The Narutowicz family, which had its roots in Lithuanian nobility, received a coat of arms in 1413, changing its name from Noručiai to Narutowicz in the process. He was a self-declared Samogitian, Lithuanian and a Pole. His parents, Jan Narutowicz and Wiktoria née Szczepkowska were landowners and ran a manor. His father took part in the January Uprising of 1863, which was a revolt that took place in the former Polish-Lithuanian Commonwealth against Tsarist oppression. While studying at the Liepāja Gymnasium and later at the St. Petersburg University, he collected Lithuanian folklore and distributed Lithuanian language books whenever he returned home on his vacations. He graduated from the faculty of law at Kiev University. During his studies in Kiev, Narutowicz joined the Polish circle of students and became a member of the II Proletaryat, an underground socialist-revolutionary party and the predecessor of the Polish Socialist Party. However, his beliefs were much less radical than those of his colleagues, and with time his contacts with the far left weakened. Early in his life Narutowicz married Joanna née Billewicz, owner of the Brėvikai manor and a cousin of Józef Piłsudski. After 1907, the couple created and maintained a secondary school for girls in Telšiai. It was the first such school for girls in Russian-held Lithuania where teaching in Lithuanian and Polish was permitted. In the period preceding World War I Narutowicz published articles in various Polish-language newspapers. He also was the publisher of the first issues of the Tygodnik Powszechny weekly. The couple were also involved in several educational programs whose goal was increasing learning skills among the Lithuanian peasants, and their children who inhabited the area.
Politician
As a politician, Narutowicz was a mild socialist or a social-democrat. He was a supporter of independence of Lithuania rather than of restoring a Polish-Lithuanian Commonwealth, mostly from fear that the far more populous Poland would gain the upper hand in such a union. On the other hand, he supported a loose union between the states, which made him one of the leaders of the krajowcy movement, a group of Polish Lithuanians loyal to the legacy of the Grand Duchy of Lithuania and supporting reconciliation of divided loyalties of local Poles between Poland and Lithuania.
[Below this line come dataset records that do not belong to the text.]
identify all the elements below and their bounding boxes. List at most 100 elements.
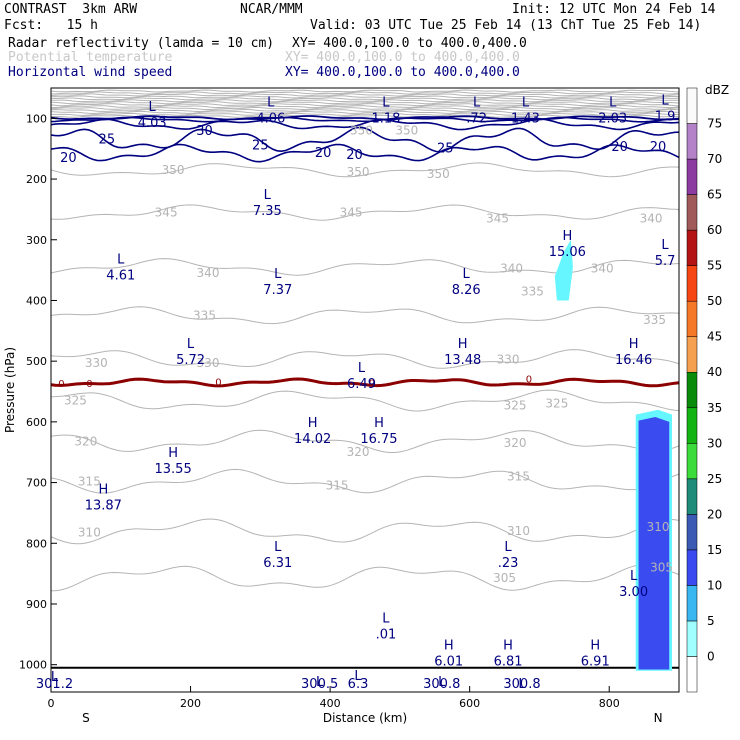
low-marker-letter: L	[51, 670, 59, 685]
x-end-label-right: N	[654, 711, 663, 725]
theta-contour-line	[51, 110, 679, 115]
theta-contour-label: 310	[507, 524, 530, 538]
high-marker-letter: H	[503, 639, 513, 654]
zero-isotherm-label: 0	[58, 379, 64, 390]
field-theta-xy: XY= 400.0,100.0 to 400.0,400.0	[285, 50, 520, 65]
theta-contour-label: 350	[395, 123, 418, 137]
theta-contour-label: 315	[326, 479, 349, 493]
low-marker-value: 6.31	[263, 556, 292, 571]
low-marker-letter: L	[518, 677, 526, 692]
theta-contour-line	[51, 306, 679, 325]
theta-contour-line	[51, 103, 679, 107]
init-time: Init: 12 UTC Mon 24 Feb 14	[512, 2, 716, 17]
theta-contour-label: 340	[591, 261, 614, 275]
colorbar-level-label: 55	[707, 259, 722, 273]
theta-contour-line	[51, 258, 679, 276]
theta-contour-line	[51, 349, 679, 369]
theta-contour-line	[51, 104, 679, 109]
model-title: CONTRAST 3km ARW	[4, 2, 138, 17]
theta-contour-label: 350	[347, 165, 370, 179]
colorbar-level-label: 0	[707, 649, 715, 663]
high-marker-value: 13.55	[155, 462, 192, 477]
low-marker-letter: L	[382, 611, 390, 626]
wind-contour-line	[51, 126, 679, 153]
field-wind-xy: XY= 400.0,100.0 to 400.0,400.0	[285, 65, 520, 80]
x-tick-label: 0	[48, 697, 55, 710]
high-marker-letter: H	[444, 639, 454, 654]
colorbar-swatch	[686, 194, 698, 231]
high-marker-value: 6.01	[434, 655, 463, 670]
colorbar-swatch	[686, 123, 698, 160]
low-marker-letter: L	[274, 540, 282, 555]
colorbar-swatch	[686, 443, 698, 480]
theta-contour-label: 320	[504, 436, 527, 450]
theta-contour-label: 340	[640, 212, 663, 226]
low-marker-value: 300.8	[423, 677, 460, 692]
y-tick-label: 400	[26, 294, 47, 307]
high-marker-letter: H	[590, 639, 600, 654]
colorbar-swatch	[686, 407, 698, 444]
theta-contour-label: 305	[650, 561, 673, 575]
y-tick-label: 500	[26, 355, 47, 368]
low-marker-value: 4.61	[106, 269, 135, 284]
low-marker-letter: L	[117, 253, 125, 268]
wind-contour-label: 20	[315, 146, 332, 161]
colorbar-swatch	[686, 620, 698, 657]
low-marker-letter: L	[661, 238, 669, 253]
low-marker-letter: L	[661, 93, 669, 108]
theta-contour-line	[51, 204, 679, 221]
x-end-label-left: S	[82, 711, 90, 725]
theta-contour-label: 315	[78, 474, 101, 488]
theta-contour-label: 325	[504, 398, 527, 412]
theta-contour-label: 340	[500, 261, 523, 275]
low-marker-value: 300.5	[301, 677, 338, 692]
theta-contour-label: 340	[197, 266, 220, 280]
colorbar-level-label: 30	[707, 436, 722, 450]
wind-contour-label: 25	[252, 139, 269, 154]
theta-contour-line	[51, 112, 679, 116]
forecast-hour: Fcst: 15 h	[4, 18, 98, 33]
colorbar-level-label: 10	[707, 578, 722, 592]
low-marker-letter: L	[264, 188, 272, 203]
wind-contour-label: 20	[60, 151, 77, 166]
high-marker-value: 13.48	[444, 353, 481, 368]
low-marker-value: 1.43	[511, 111, 540, 126]
wind-contour-line	[51, 116, 679, 123]
colorbar-level-label: 60	[707, 223, 722, 237]
low-marker-letter: L	[630, 569, 638, 584]
field-wind-name: Horizontal wind speed	[8, 65, 173, 80]
low-marker-value: 6.3	[348, 677, 369, 692]
theta-contour-label: 310	[647, 520, 670, 534]
y-tick-label: 100	[26, 112, 47, 125]
colorbar-swatch	[686, 549, 698, 586]
wind-contour-line	[51, 143, 679, 163]
colorbar-level-label: 75	[707, 117, 722, 131]
theta-contour-label: 330	[497, 352, 520, 366]
theta-contour-line	[51, 97, 679, 101]
high-marker-letter: H	[308, 416, 318, 431]
theta-contour-line	[51, 93, 679, 97]
high-marker-letter: H	[458, 337, 468, 352]
theta-contour-line	[51, 106, 679, 111]
wind-contour-label: 20	[650, 140, 667, 155]
low-marker-value: 7.35	[253, 204, 282, 219]
low-marker-value: 301.2	[36, 677, 73, 692]
high-marker-letter: H	[629, 337, 639, 352]
low-marker-value: 4.03	[138, 116, 167, 131]
high-marker-value: 16.75	[360, 432, 397, 447]
y-tick-label: 800	[26, 537, 47, 550]
theta-contour-line	[51, 91, 679, 95]
y-tick-label: 300	[26, 234, 47, 247]
wind-contour-line	[51, 115, 679, 121]
low-marker-value: 5.72	[176, 353, 205, 368]
y-tick-label: 700	[26, 477, 47, 490]
theta-contour-label: 325	[545, 397, 568, 411]
high-marker-letter: H	[168, 446, 178, 461]
low-marker-value: 300.8	[503, 677, 540, 692]
wind-contour-line	[51, 118, 679, 131]
theta-contour-label: 330	[197, 356, 220, 370]
zero-isotherm-line	[51, 377, 679, 388]
low-marker-value: 1.9	[655, 109, 676, 124]
low-marker-letter: L	[473, 95, 481, 110]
In his vision, the Polish minority in Lithuania would gain a status similar to the Walloons in Belgium: with separate culture and language, but united with Lithuanians by what he called "state patriotism". At the same time he also supported close ties between the nations formerly constituting the Grand Duchy of Lithuania and took part in various Polish-Lithuanian-Belarusian enterprises. At the 1905 Great Seimas of Vilnius, he suggested that all estates be disbanded and the land distributed amongst poorer peasants. It was a quite unexpected proposal for most of the deputies. During the 1917 Vilnius Conference he stated his primary goal as "An independent Lithuania within ethnic Lithuanian lands". In September 1917 Narutowicz joined the Council of Lithuania, a Lithuanian governing body established by the Germans as part of their Mitteleuropa plan, yet largely independent and striving for establishment of Lithuania as an independent state. As a member of that body, Narutowicz became one of twenty signatories of the Act of Independence of Lithuania. However, following the conflicts within the Taryba he took a more anti-German stance than most of his colleagues. After the body asked the government of Germany for protection and help and vowed for a stable and strong alliance with the German Reich, Narutowicz protested. When, on 26 January 1918, 12 of the Taryba's members voted for compromise with Germany, Narutowicz and three of his social-democratic colleagues resigned their posts. Lithuania and Poland came into increasing intense conflicts in the years that followed. Narutowicz continued to actively support a rapprochement, but met with little success.